Les intervenants du FBBC restent vigilants face à d’autres transformations de leur mission première. Mais d’ors et déjà, cette déviation devrait nous amener à repenser notre perspective face à la présence de sages-femmes dans les hôpitaux du Québec. La simple logique nous amène à penser qu’une poignée de sages-femmes (75 au Québec), plongées dans un système aux rouages aussi lourds et rodés que le milieu hospitalier, verraient leurs pratiques transformées. Pourquoi penser qu’une approche qui repose sur l’individualisation des soins ne serait pas dénaturée par un système hospitalier industrialisé? L’exemple du FBBC démontre que même quand un établissement est assez autonome pour être séparé des locaux de l’hôpital et pour choisir ses propres routines et protocoles, la force des routines systématisées et des habitudes de gestion du risque rattrape rapidement le personnel le plus convaincu et l’amène à des transformations à l’encontre de son approche.

Les centres de naissance aux États-Unis

Le FBBC n’est pas le seul centre de naissance aux États- Unis. Il diffère cependant grandement des autres, qui sont généralement tenus par des sages-femmes et consacrés à leur pratique. Un des panélistes de la conférence de la CIMS, Allan Huber, traitait de ces centres de naissance et de leur potentiel commercial.
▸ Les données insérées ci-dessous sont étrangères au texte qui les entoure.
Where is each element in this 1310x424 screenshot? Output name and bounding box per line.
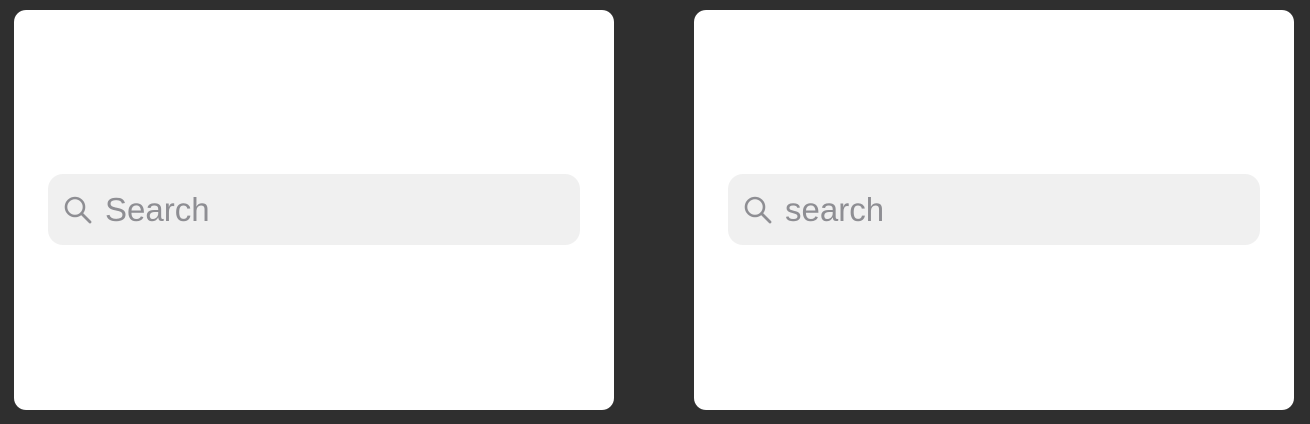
search-input[interactable] — [105, 190, 565, 229]
search-input[interactable] — [785, 190, 1245, 229]
search-bar[interactable] — [728, 174, 1260, 245]
search-icon — [64, 196, 92, 223]
right-panel — [694, 10, 1294, 410]
left-panel — [14, 10, 614, 410]
search-icon — [744, 196, 772, 223]
search-bar[interactable] — [48, 174, 580, 245]
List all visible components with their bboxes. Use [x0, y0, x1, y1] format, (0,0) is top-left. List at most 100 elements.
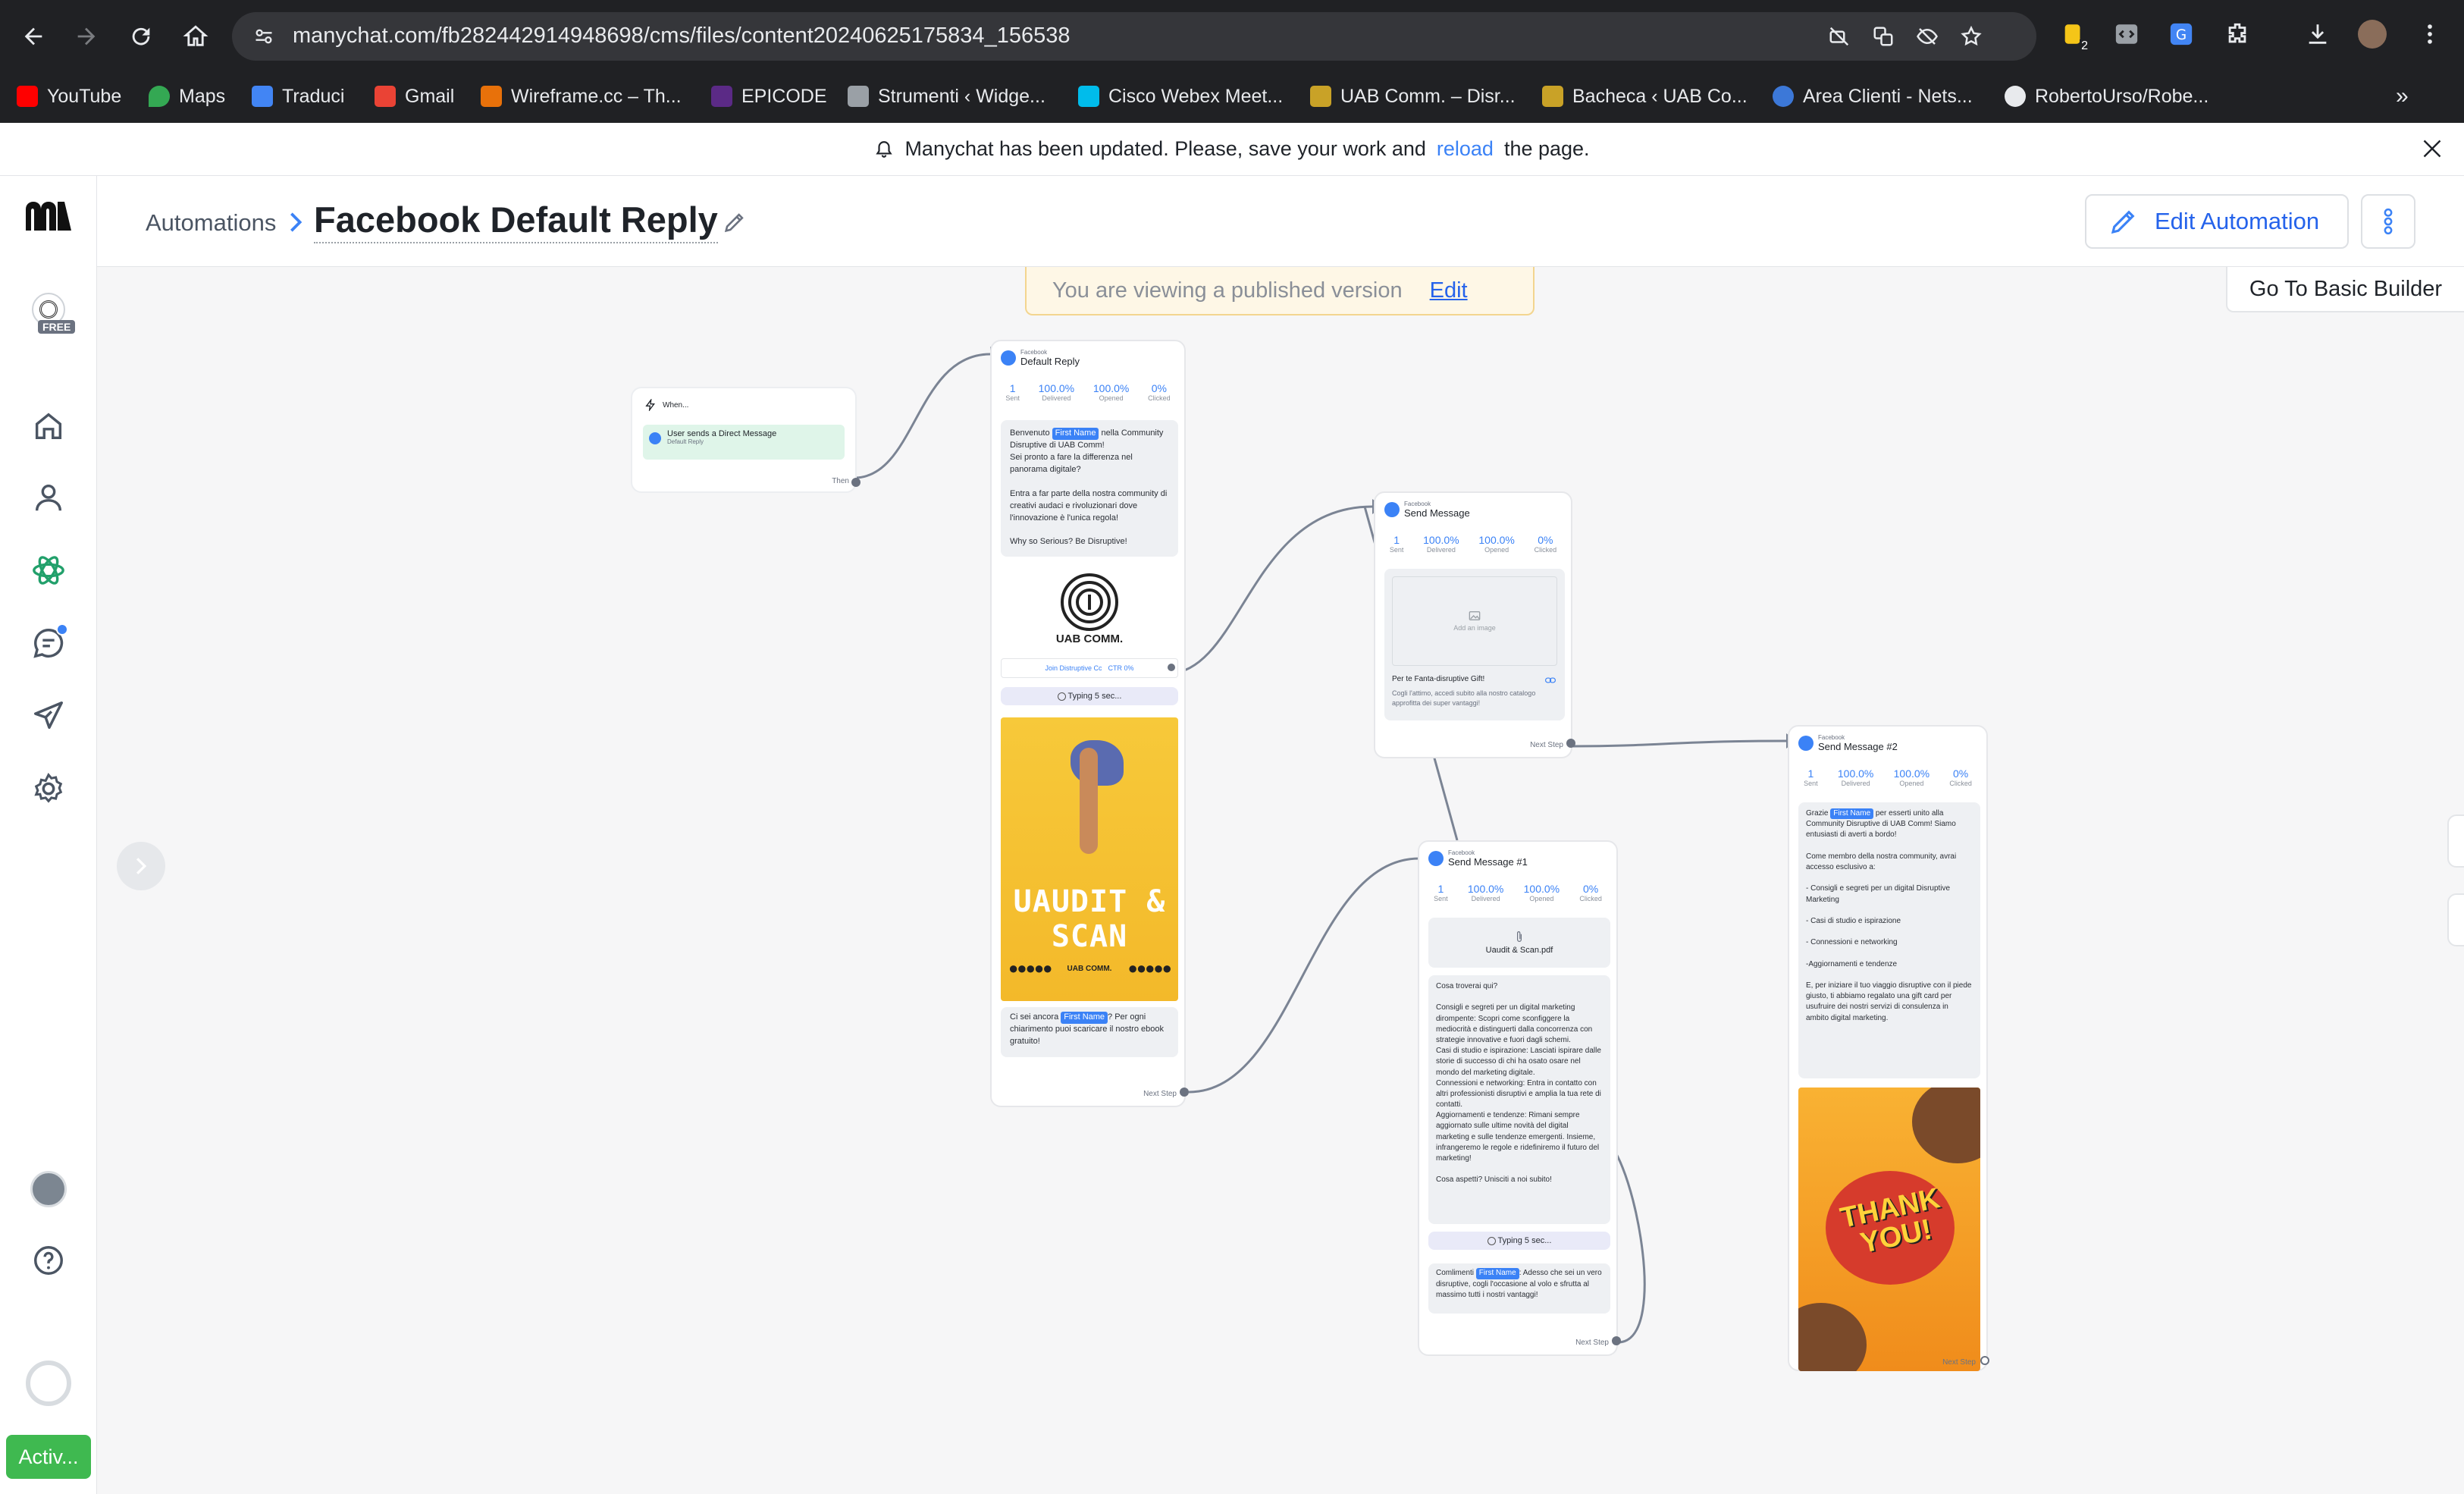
published-version-notice: You are viewing a published version Edit	[1025, 267, 1535, 315]
close-banner-icon[interactable]	[2419, 135, 2446, 162]
stat-sent: 1 Sent	[1005, 382, 1020, 402]
info-message[interactable]: Cosa troverai qui? Consigli e segreti pe…	[1428, 975, 1610, 1224]
bookmark-epicode[interactable]: EPICODE	[711, 80, 827, 112]
bookmark-github[interactable]: RobertoUrso/Robe...	[2005, 80, 2209, 112]
bookmark-maps[interactable]: Maps	[149, 80, 225, 112]
translate-extension-icon[interactable]: G	[2165, 18, 2197, 50]
send-icon	[34, 701, 63, 730]
send-message-node[interactable]: Facebook Send Message 1 Sent 100.0% Deliver…	[1374, 491, 1575, 758]
expand-panel-button[interactable]	[117, 842, 165, 890]
puzzle-icon[interactable]	[2221, 18, 2253, 50]
site-settings-icon[interactable]	[250, 23, 277, 50]
file-attachment[interactable]: Uaudit & Scan.pdf	[1428, 918, 1610, 968]
sidebar-live-chat[interactable]	[23, 617, 74, 669]
edit-automation-label: Edit Automation	[2155, 208, 2320, 234]
extension-notes-icon[interactable]: 2	[2058, 18, 2089, 53]
uaudit-scan-poster: UAUDIT & SCAN ●●●●● UAB COMM. ●●●●●	[1001, 717, 1178, 1001]
page-title[interactable]: Facebook Default Reply	[314, 199, 718, 243]
bookmark-traduci[interactable]: Traduci	[252, 80, 344, 112]
next-step-label: Next Step	[1143, 1090, 1177, 1098]
default-reply-node[interactable]: Facebook Default Reply 1 Sent 100.0% Delive…	[990, 340, 1189, 1107]
translate-icon[interactable]	[1870, 23, 1897, 50]
edit-automation-button[interactable]: Edit Automation	[2085, 194, 2349, 249]
flow-canvas[interactable]: You are viewing a published version Edit…	[97, 267, 2464, 1494]
forward-button[interactable]	[65, 15, 108, 58]
stat-clicked: 0% Clicked	[1148, 382, 1171, 402]
card-message[interactable]: Add an image Per te Fanta-disruptive Gif…	[1384, 569, 1565, 720]
bookmark-wireframe[interactable]: Wireframe.cc – Th...	[481, 80, 682, 112]
node-title: Send Message #1	[1448, 856, 1528, 868]
ebook-message[interactable]: Ci sei ancora First Name? Per ogni chiar…	[1001, 1007, 1178, 1057]
then-connector[interactable]	[851, 478, 861, 487]
url-text[interactable]: manychat.com/fb282442914948698/cms/files…	[293, 24, 1070, 49]
join-button-label: Join Distruptive Cc	[1045, 664, 1102, 672]
breadcrumb-automations[interactable]: Automations	[146, 209, 276, 237]
join-button[interactable]: Join Distruptive Cc CTR 0%	[1001, 658, 1178, 678]
sidebar-broadcasting[interactable]	[23, 690, 74, 742]
stat-delivered: 100.0% Delivered	[1837, 767, 1874, 787]
send-message-1-node[interactable]: Facebook Send Message #1 1 Sent 100.0% Deli…	[1418, 840, 1621, 1356]
button-connector[interactable]	[1168, 664, 1175, 671]
extension-badge: 2	[2080, 39, 2089, 53]
sidebar-settings[interactable]	[23, 763, 74, 814]
manychat-logo[interactable]	[23, 199, 73, 234]
sidebar-automation[interactable]	[23, 545, 74, 596]
send-message-2-node[interactable]: Facebook Send Message #2 1 Sent 100.0% Deli…	[1788, 725, 1989, 1371]
download-icon[interactable]	[2302, 18, 2334, 50]
go-to-basic-builder-button[interactable]: Go To Basic Builder	[2226, 267, 2464, 312]
node-platform: Facebook	[1020, 349, 1048, 356]
stat-clicked: 0% Clicked	[1534, 534, 1557, 554]
next-step-connector[interactable]	[1566, 739, 1575, 748]
browser-menu-icon[interactable]	[2414, 18, 2446, 50]
bookmark-label: Strumenti ‹ Widge...	[878, 85, 1045, 107]
poster-logo-text: UAB COMM.	[1067, 964, 1112, 973]
reload-button[interactable]	[120, 15, 162, 58]
account-avatar[interactable]: FREE	[26, 293, 76, 338]
banner-text-after: the page.	[1503, 137, 1590, 160]
address-bar[interactable]: manychat.com/fb282442914948698/cms/files…	[232, 12, 2036, 61]
thanks-message[interactable]: Grazie First Name per esserti unito alla…	[1798, 802, 1980, 1078]
user-avatar[interactable]	[30, 1171, 67, 1207]
back-button[interactable]	[12, 15, 55, 58]
chevron-right-icon	[290, 212, 303, 232]
reload-icon	[132, 27, 150, 46]
zoom-out-button[interactable]	[2447, 893, 2464, 946]
bookmark-label: EPICODE	[741, 85, 827, 107]
notice-edit-link[interactable]: Edit	[1430, 278, 1468, 303]
sidebar-home[interactable]	[23, 400, 74, 452]
welcome-message[interactable]: Benvenuto First Name nella Community Dis…	[1001, 420, 1178, 557]
bookmark-bacheca[interactable]: Bacheca ‹ UAB Co...	[1542, 80, 1748, 112]
bookmark-gmail[interactable]: Gmail	[375, 80, 454, 112]
home-button[interactable]	[174, 15, 217, 58]
sidebar-help[interactable]	[23, 1235, 74, 1286]
notification-dot	[56, 623, 68, 636]
compliments-message[interactable]: Comlimenti First Name: Adesso che sei un…	[1428, 1263, 1610, 1314]
node-stats: 1 Sent 100.0% Delivered 100.0% Opened 0% Cli…	[1380, 534, 1566, 554]
sidebar-contacts[interactable]	[23, 472, 74, 523]
trigger-node[interactable]: When... User sends a Direct Message Defa…	[631, 387, 861, 493]
reload-link[interactable]: reload	[1437, 137, 1494, 161]
eye-off-icon[interactable]	[1914, 23, 1941, 50]
more-options-button[interactable]	[2361, 194, 2415, 249]
more-bookmarks-icon[interactable]: »	[2396, 80, 2409, 112]
next-step-connector[interactable]	[1180, 1088, 1189, 1097]
bookmark-webex[interactable]: Cisco Webex Meet...	[1078, 80, 1283, 112]
profile-avatar[interactable]	[2356, 18, 2388, 50]
typing-indicator: Typing 5 sec...	[1001, 687, 1178, 705]
bookmark-star-icon[interactable]	[1958, 23, 1985, 50]
next-step-connector[interactable]	[1612, 1336, 1621, 1345]
active-status-button[interactable]: Activ...	[6, 1435, 91, 1479]
messenger-icon	[1384, 502, 1400, 517]
trigger-item[interactable]: User sends a Direct Message Default Repl…	[643, 425, 845, 460]
camera-off-icon[interactable]	[1826, 23, 1853, 50]
next-step-connector[interactable]	[1980, 1356, 1989, 1365]
dev-tools-extension-icon[interactable]	[2111, 18, 2143, 50]
bookmark-strumenti[interactable]: Strumenti ‹ Widge...	[848, 80, 1045, 112]
zoom-in-button[interactable]	[2447, 814, 2464, 868]
bookmark-uab-comm[interactable]: UAB Comm. – Disr...	[1310, 80, 1516, 112]
pencil-icon[interactable]	[722, 209, 748, 235]
image-placeholder[interactable]: Add an image	[1392, 576, 1557, 666]
bookmark-youtube[interactable]: YouTube	[17, 80, 121, 112]
stat-sent: 1 Sent	[1389, 534, 1404, 554]
bookmark-area-clienti[interactable]: Area Clienti - Nets...	[1773, 80, 1973, 112]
Il expliquait que les centres de naissance devaient être présentés et gérés comme des PME et que les sages-femmes devaient apprendre à parler des « mères heureuses » et des « bébés en santé » comme de produits qu’elles sont capables de fournir.

Il faut ici se replacer dans le contexte américain où les soins et services de santé ne sont pas couverts par une assurance universelle. Près de 40 millions d’Américains n’ont aucun accès à une couverture médicale parce qu’ils sont trop « riches » pour bénéficier du Medicare et trop pauvres pour se payer une assurance privée. Alors que les États-Unis sont un des pays les plus prospères de la planète, un sixième de leur population vit sans filet de sécurité, dans des conditions qui frisent le sous développement! De plus, la santé y est perçue comme un bien commercialisable au même titre que les robes de soirées et les aspirateurs! Cet état de fait avait de quoi choquer la petite délégation québécoise qui s’est rendue à la conférence de la CIMS. Nombre de personnes nous ont manifesté leur étonnement et leur envie face à nos soins de santé universels et démocratiques. Tout cela aurait de quoi faire réfléchir les partisans de la privatisation de notre système de santé.

1. Consultez le site de la CIMS au www.motherfriendly.org.